ALAÇATI 4K WALKING TOUR

 

      

              Masmavi denizi, pencerelerinden begonviller sarkan Arnavut kaldırımlı evleriyle masalların şirin kasabasıdır Alaçatı

            1800’lere dayanan tarihi dokusuyla sadece İzmir’in değil, dünyanın en güzel köşesi olarak adlandırılıyor Alaçatı. Yaşattığı huzurun ve görsel ziyafetin yanı sıra “son yılların su sporlarımerkezi” sıfatıyla adrenalinin de yeni adresi olma yolunda ilerliyor İzmir’in şirin beldesi.

               Piri Reis, Kitab-ı Bahriyesi’nde “Alaca at limanında deniz yufkadır.” der. Onca rüzgara rağmen dalgaların boyunun ürkütücü olmayışındadır Piri Reis’in bu anlatımı. Windsurf, kitesurf, yelken gibi aklınıza gelebilecek birçok ekstrem su sporu için Alaçatı, sahillerini size cömertçe sunar. Son yıllarda uluslararası şampiyonalara ev sahipliği yapması, dünyanın birçok ülkesinden sporcuları ağırlaması ve yeni merkezlerin açılmasıyla Alaçatı rüzgarının ünü gitgide artmaktadır. Sadece adrenalin yaşatması değildir Alaçatı’yı cazibeli kılan. Taş evleriyle de ünlüdür yeni turizm gözdesi. Özellikle merkezde yer alan taş evleri hem unutulmayacak bir konaklama yaşatır, hem de fotoğraf makinenize bol malzeme çıkarır. Alaçatı’nın en bilinen özelliklerinden taş evler, yapısından ötürü, yazları serin, kışları ise sıcak tutar evlerin içini.

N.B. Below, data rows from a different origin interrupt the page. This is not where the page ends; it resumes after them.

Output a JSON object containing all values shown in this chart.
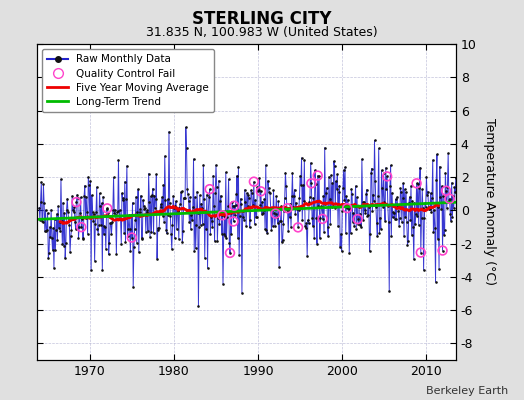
{
  "title": "STERLING CITY",
  "subtitle": "31.835 N, 100.983 W (United States)",
  "ylabel": "Temperature Anomaly (°C)",
  "credit": "Berkeley Earth",
  "start_year": 1964,
  "end_year": 2014,
  "ylim": [
    -9,
    10
  ],
  "yticks": [
    -8,
    -6,
    -4,
    -2,
    0,
    2,
    4,
    6,
    8,
    10
  ],
  "xticks": [
    1970,
    1980,
    1990,
    2000,
    2010
  ],
  "bg_color": "#e0e0e0",
  "plot_bg_color": "#ffffff",
  "line_color": "#2222cc",
  "dot_color": "#111111",
  "ma_color": "#ee0000",
  "trend_color": "#00bb00",
  "qc_color": "#ff44cc",
  "grid_color": "#aaaacc",
  "seed_main": 42,
  "seed_qc": 7,
  "n_spikes": 30,
  "n_qc": 25
}
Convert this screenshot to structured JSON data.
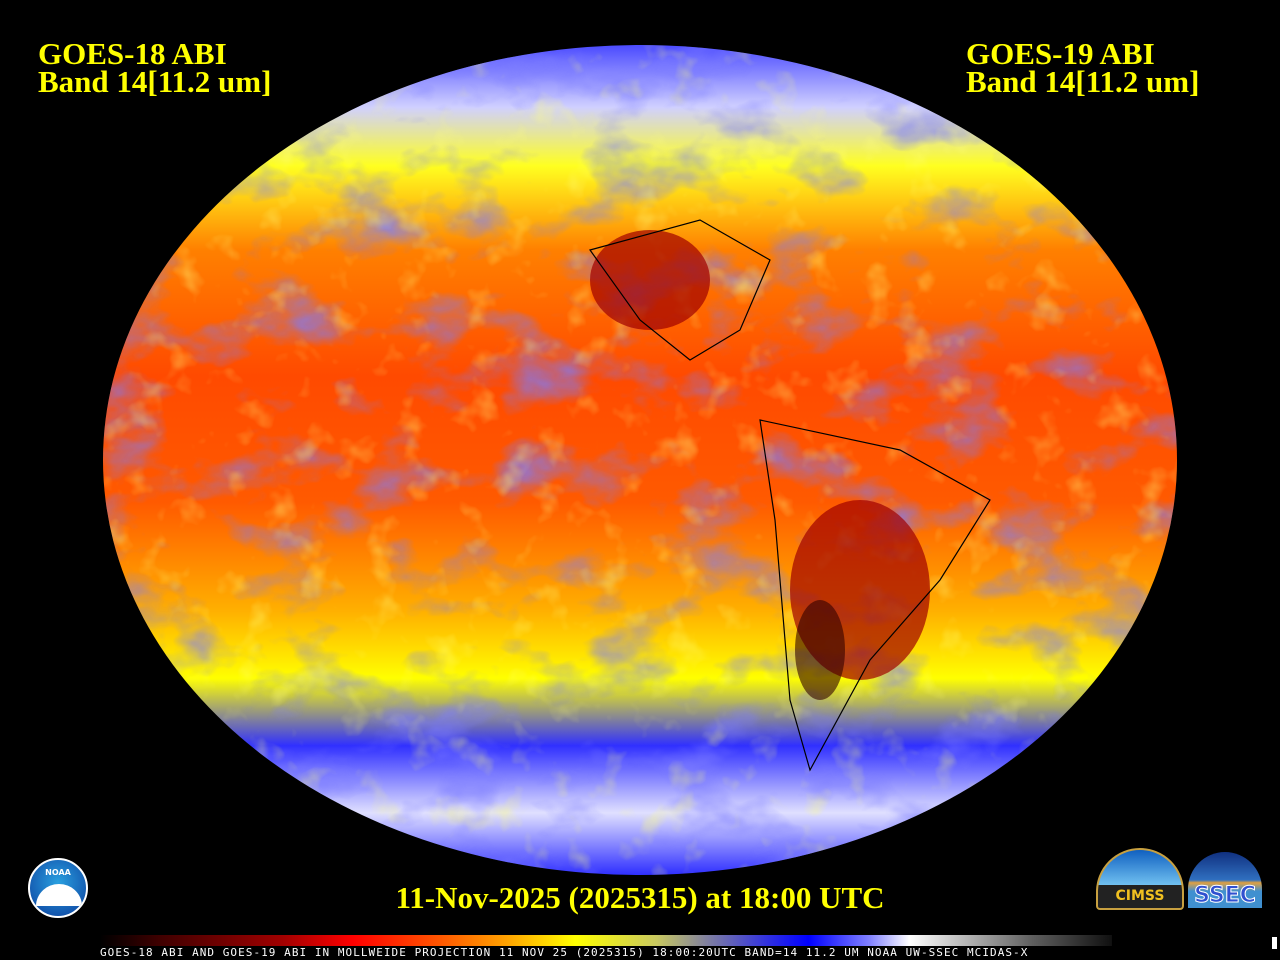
{
  "header": {
    "left": {
      "satellite": "GOES-18 ABI",
      "band": "Band 14[11.2 um]"
    },
    "right": {
      "satellite": "GOES-19 ABI",
      "band": "Band 14[11.2 um]"
    }
  },
  "date_label": "11-Nov-2025 (2025315) at 18:00 UTC",
  "footer": "GOES-18 ABI AND GOES-19 ABI IN MOLLWEIDE PROJECTION 11 NOV 25 (2025315) 18:00:20UTC BAND=14 11.2 UM NOAA UW-SSEC MCIDAS-X",
  "projection": "Mollweide",
  "colorbar_colors": [
    "#000000",
    "#a00000",
    "#ff0000",
    "#ffa000",
    "#ffff00",
    "#8080a0",
    "#0000ff",
    "#ffffff",
    "#606060"
  ],
  "logos": {
    "noaa": "NOAA",
    "cimss": "CIMSS",
    "ssec": "SSEC"
  }
}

              Alaçatı’ya girdiğinizde iki farklı hayat çağırır sizi. Ya denizin o muhteşem kokusuna kapılıp, kendinizi sahillere atarsınız sörf tahtanızla… Ya da beldenin merkezinde size “hoşgeldin” diyen tarihi dört yeldeğirmeninin gölgesinde bir kafede dünyanın bütün dertlerinden uzaklaşırsınız. Her yıl binlerce turistin uğrak yeri olmasına rağmen, yozlaşmanın getirdiği rahatsız edici unsurlardan da eser yoktur Alaçatı’da.

              Denizin, güneşin, dinginliğin doyasıya yaşandığı Alaçatı’da, eski Rum evlerinden bozma restoranlar, kafeler, hediyelik eşya dükkanları saatlerinizi geçirebileceğiniz kadar keyifli. Bir Alaçatı gezisinden anı olarak ne götürebilirim derseniz, cevabı da bu dükkanlarda. Alaçatı’ya özgü mis kokulu kavunlar, sakız reçeli, minik objeler. Eğer bir cumartesi gününe denk gelmişse geziniz, kadınların vazgeçilmez durağı olan sosyete pazarına da uğramayı unutmayın. Mağazalarda çok yüksek fiyatlara bulabileceğiniz birçok alternatife, halk pazarının güler yüzlü satıcıları eşliğinde çok daha ucuza sahip olabilirsiniz.

             Alaçatı’da her keseye uygun çok şık butik oteller, pansiyonlar bulunuyor. Yemek alternatifleri ise bir hayli fazla… Eski Rum evlerinin restorasyonuyla beldeye birçok tarihi yeme-içme mekanı kazandırılmış. Elbette ki deniz ürünlerinin ayrı bir yeri var Alaçatı’da. Lagos, çupra, kalamar, ahtapot zevkinize göre sofralarınıza geliyor. Bunun dışında zom patlıcan, sucukaki köfte, muska böreği, paşa mezesi, tatlı lor peyniriyle karıştırılarak hazırlanan kaya koruğu turşusu, içerisinde Isparta’dan gelen şekerle ovulmuş gül yaprakları olan gül baklavası, Alaçatı kavunu, denemeniz gereken lezzetlerden. Tüm bu ziyafetin üstüne Alaçatı’ya özgü közde pişen sakızlı kahve içmekse, yemeğinizi taçlandırmak gibi bir şey.